Há que lembrar também de Shirley MacLaine como Ginnie Moorehead em Deus Sabe Quanto Amei  de Vincente Minnelli, que facilmente poderia ser mais uma das personagens desesperadamente apaixonadas de Cassavetes. Ginnie carrega sempre seu bichinho de pelúcia e permanece em uma cidade desconhecida, esperando pelo homem que ama a ponto de estar disposta a dar seu olho direito por ele. Uma personagem típica de Minnelli, que nos leva a refletir sobre mulheres como Sarah, mulheres para as quais só Deus sabe o quanto amaram. E, ao falar de Amantes, é impossível não mencionar Gena Rowlands, “centro desse filme prodigioso, o mais bonito que o cinema alguma vez inventou”, como disse João Bénard da Costa sobre Shirley/Ginnie — palavras que poderiam muito bem se aplicar a Rowlands. Sarah ama tanto que seu amor a transcende, forçando-a a se deitar em momentos de grande tumulto. A única maneira de seu amor ser expresso é através do excesso, seja nas bagagens intermináveis que ela carrega ao aeroporto ou no mini zoológico que monta no quintal de Robert. Esse excesso a conecta com o personagem de Cassavetes, e talvez seja por isso que ela é a única pessoa no filme que ele consegue realmente amar. O excesso de Sarah só encontra plenitude em um palco onírico, assim como Mabel, em Uma Mulher Sob Influência (1974), encontra refúgio de sua vida neurótica no lago dos cisnes. Sarah se torna a estrela de seu próprio espetáculo distorcido, e é através dele que consegue se reerguer. Uma das cenas mais belas e trágicas do filme, bela porque oferece um dos poucos lampejos de união familiar, trágica porque lançará Sarah novamente em um espiral de humilhação. Ela cai e retorna, sustentada por uma frágil, mas imprescindível, ilusão amorosa.
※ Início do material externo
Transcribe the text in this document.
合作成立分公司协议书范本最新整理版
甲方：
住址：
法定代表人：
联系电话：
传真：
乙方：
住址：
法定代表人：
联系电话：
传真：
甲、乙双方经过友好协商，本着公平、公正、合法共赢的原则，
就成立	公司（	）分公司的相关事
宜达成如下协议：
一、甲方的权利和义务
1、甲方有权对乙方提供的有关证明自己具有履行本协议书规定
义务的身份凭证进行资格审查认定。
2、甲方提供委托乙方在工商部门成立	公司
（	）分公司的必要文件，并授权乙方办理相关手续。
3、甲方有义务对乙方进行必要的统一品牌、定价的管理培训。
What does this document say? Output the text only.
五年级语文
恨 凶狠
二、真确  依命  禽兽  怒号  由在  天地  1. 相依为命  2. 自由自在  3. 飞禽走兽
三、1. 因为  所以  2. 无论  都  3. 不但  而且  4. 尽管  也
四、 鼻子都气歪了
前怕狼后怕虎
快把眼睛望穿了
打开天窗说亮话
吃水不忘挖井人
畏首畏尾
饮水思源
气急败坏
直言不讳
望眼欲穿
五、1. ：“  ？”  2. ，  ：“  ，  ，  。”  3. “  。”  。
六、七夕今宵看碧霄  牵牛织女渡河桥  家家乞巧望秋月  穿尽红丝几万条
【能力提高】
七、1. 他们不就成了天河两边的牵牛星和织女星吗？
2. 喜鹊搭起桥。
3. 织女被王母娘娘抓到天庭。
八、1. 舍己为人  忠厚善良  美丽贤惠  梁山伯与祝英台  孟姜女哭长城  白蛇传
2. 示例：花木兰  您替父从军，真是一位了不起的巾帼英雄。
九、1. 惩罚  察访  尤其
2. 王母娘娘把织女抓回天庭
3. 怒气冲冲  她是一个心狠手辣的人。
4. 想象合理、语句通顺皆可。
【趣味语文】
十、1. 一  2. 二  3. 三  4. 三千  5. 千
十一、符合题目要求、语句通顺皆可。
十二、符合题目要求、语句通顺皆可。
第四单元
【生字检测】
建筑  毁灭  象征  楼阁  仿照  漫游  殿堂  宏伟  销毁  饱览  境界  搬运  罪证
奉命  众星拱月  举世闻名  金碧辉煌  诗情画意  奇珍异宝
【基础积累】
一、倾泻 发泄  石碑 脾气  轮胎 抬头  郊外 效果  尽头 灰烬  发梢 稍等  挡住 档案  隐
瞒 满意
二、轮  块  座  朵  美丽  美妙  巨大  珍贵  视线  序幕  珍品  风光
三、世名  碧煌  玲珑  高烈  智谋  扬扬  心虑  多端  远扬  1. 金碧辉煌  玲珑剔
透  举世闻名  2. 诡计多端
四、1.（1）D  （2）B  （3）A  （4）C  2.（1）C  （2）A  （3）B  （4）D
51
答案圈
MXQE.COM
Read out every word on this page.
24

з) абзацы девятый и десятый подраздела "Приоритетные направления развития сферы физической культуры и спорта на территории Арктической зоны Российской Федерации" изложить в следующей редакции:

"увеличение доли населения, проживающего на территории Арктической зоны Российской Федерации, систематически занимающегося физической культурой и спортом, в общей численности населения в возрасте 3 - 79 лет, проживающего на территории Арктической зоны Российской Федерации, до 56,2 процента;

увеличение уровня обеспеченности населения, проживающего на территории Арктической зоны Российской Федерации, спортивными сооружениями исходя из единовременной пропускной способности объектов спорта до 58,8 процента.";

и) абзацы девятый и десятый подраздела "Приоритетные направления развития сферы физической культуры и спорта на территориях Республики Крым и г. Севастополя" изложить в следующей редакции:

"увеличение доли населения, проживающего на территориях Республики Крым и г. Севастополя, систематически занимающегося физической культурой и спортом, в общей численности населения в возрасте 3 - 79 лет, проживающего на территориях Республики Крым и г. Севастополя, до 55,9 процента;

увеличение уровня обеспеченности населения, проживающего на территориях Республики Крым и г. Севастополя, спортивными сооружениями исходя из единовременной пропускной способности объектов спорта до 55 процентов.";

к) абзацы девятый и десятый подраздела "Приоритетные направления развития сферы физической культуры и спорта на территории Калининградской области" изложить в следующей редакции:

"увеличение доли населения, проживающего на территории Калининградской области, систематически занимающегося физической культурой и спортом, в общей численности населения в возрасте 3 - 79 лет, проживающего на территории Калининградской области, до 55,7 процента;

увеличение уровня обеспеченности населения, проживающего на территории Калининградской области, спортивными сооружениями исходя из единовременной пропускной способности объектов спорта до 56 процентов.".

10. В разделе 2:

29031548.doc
Marido e esposa, irmão e irmã, ator e atriz.

É redundante afirmar que um filme não seria o mesmo sem determinado ator ou atriz, mas isso é especialmente verdadeiro no caso de Cassavetes e Rowlands. Coloco Gena ao lado de John como responsável pela magnitude de seu trabalho, pois os filmes que realizaram juntos são frutos desse amor explosivo; não há como separá-los. Ela é o centro pulsante de suas obras, a força que as leva à sua máxima estatura. Basta observar a cena em que ambos se encontram pela primeira vez neste filme: Robert/Cassavetes se joga nela em um abraço longo e apertado. Nesse momento mágico, podemos tanto ver o amor do personagem por Sarah quanto o amor do ator/diretor por Gena. A tela transborda, e a ficção e a realidade se tornam uma só, assim como os corpos de Sarah/Rowlands e Robert/Cassavetes. Seriam necessárias incontáveis páginas e dissertações para falar de cada detalhe dos filmes que fizeram juntos; como esquecer a maneira como Gena mexe em seu cabelo volumoso, aquela casa repleta de fotografias e pinturas na parede (recheadas de referências à vida e aos filmes de Cassavetes), o rosto ensanguentado do protagonista enquanto ouve seu filho dizer que o ama, a cena do boliche, ou o cachorro que dorme com Sarah em seus momentos de crise? A lista poderia continuar, mas me detenho aqui. O motivo pelo qual escrevo este texto em primeira pessoa é que não consigo estabelecer uma distância completamente objetiva do filme; ele me afeta de forma dilacerante. Fico embriagado de amor por esses personagens falhos, mas tão belos, que Cassavetes e Rowlands apresentam. Termino com uma frase de Roland Barthes, em Fragmentos de um Discurso Amoroso, pois as palavras começam a me escapar: “EU-TE-AMO. A figura não se refere à declaração de amor, à confissão, mas ao repetido proferimento do grito de amor.”.